Reasonable Perception: Connecting Vision and Language Systems
An image with an accompanying observation “The table has a few books on it, and the table has a few books on it.”. The data was collected from people making observations in VR environments.
Input: "The table has a few books on it, and the table itself is white."
This perception is REASONABLE.
REASONING:
Books are typically found at the same location as a table. So it is reasonable for books to be located on a table.
Furthermore, tables are typically made of materials that can be colored white. So it isreasonable for a table to be white.

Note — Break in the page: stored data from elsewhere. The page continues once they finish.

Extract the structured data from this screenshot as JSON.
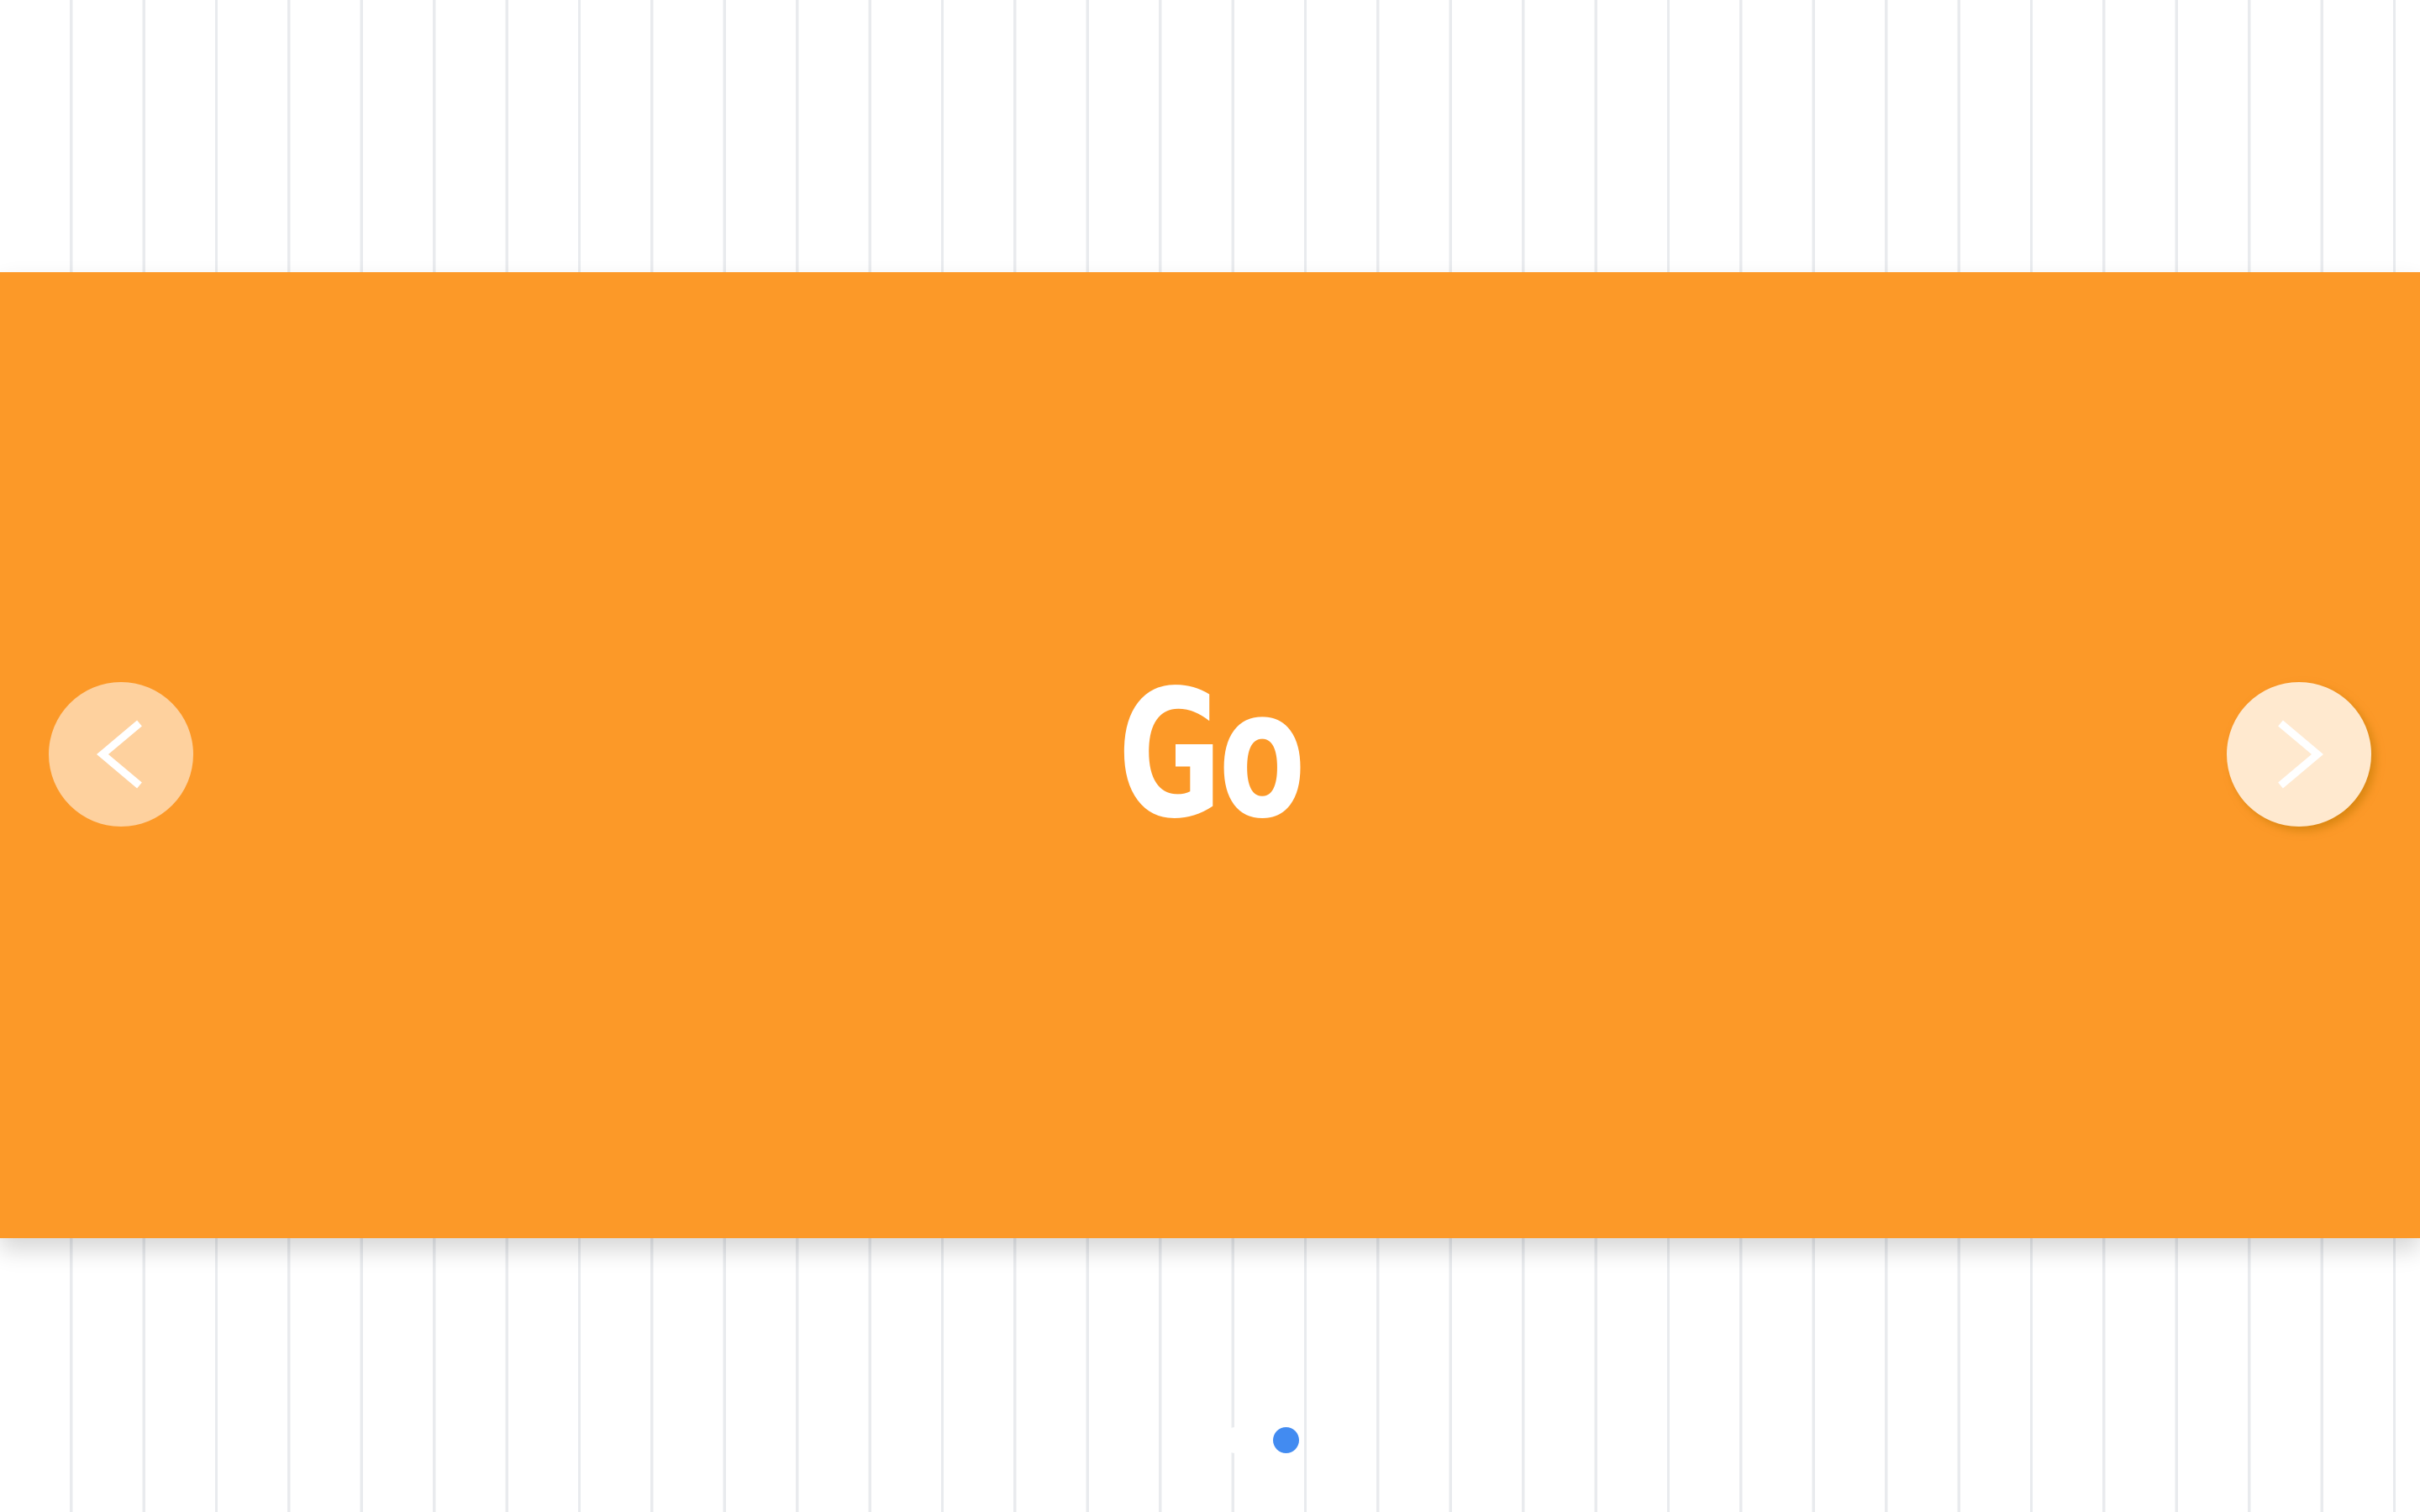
{
  "slide": {
    "title": "Go"
  },
  "navigation": {
    "prev_label": "<",
    "next_label": ">",
    "prev_icon": "chevron-left-icon",
    "next_icon": "chevron-right-icon"
  },
  "pagination": {
    "total": 4,
    "current": 4
  },
  "colors": {
    "slide_background": "#fc9928",
    "text": "#ffffff",
    "dot_inactive": "#ffffff",
    "dot_active": "#428bf1"
  }
}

Leilani H. Gilpin, Cagri Zaman, Danielle Olson, and Ben Z. Yuan. 2018. Reasonable Perception: Connecting Vision and Language Systems for Validating Scene Descriptions. In Companion of the 2018 ACM/IEEE International Conference on Human-Robot Interaction (HRI '18). Association for Computing Machinery, New York, NY, USA, 115–116. https://doi.org/10.1145/3173386.3176994 Link
Understanding explanations of machine perception is an important step towards developing accountable, trustworthy machines. Furthermore, speech and vision are the primary modalities by which humans collect information about the world, but the linking of visual and natural language domains is a relatively new pursuit in computer vision, and it is difficult to test performance in a safe environment. To couple human visual understanding and machine perception, we present an explanatory system for creating a library of possible context-specific actions associated with 3D objects in immersive virtual worlds. We also contribute a novel scene description dataset, generated natively in virtual reality containing speech, image, gaze, and acceleration data. We discuss the development of a hybrid machine learning algorithm linking vision data with environmental affordances in natural language. Our findings demonstrate that it is possible to develop a model which can generate interpretable verbal descriptions of possible actions associated with recognized 3D objects within immersive VR environments.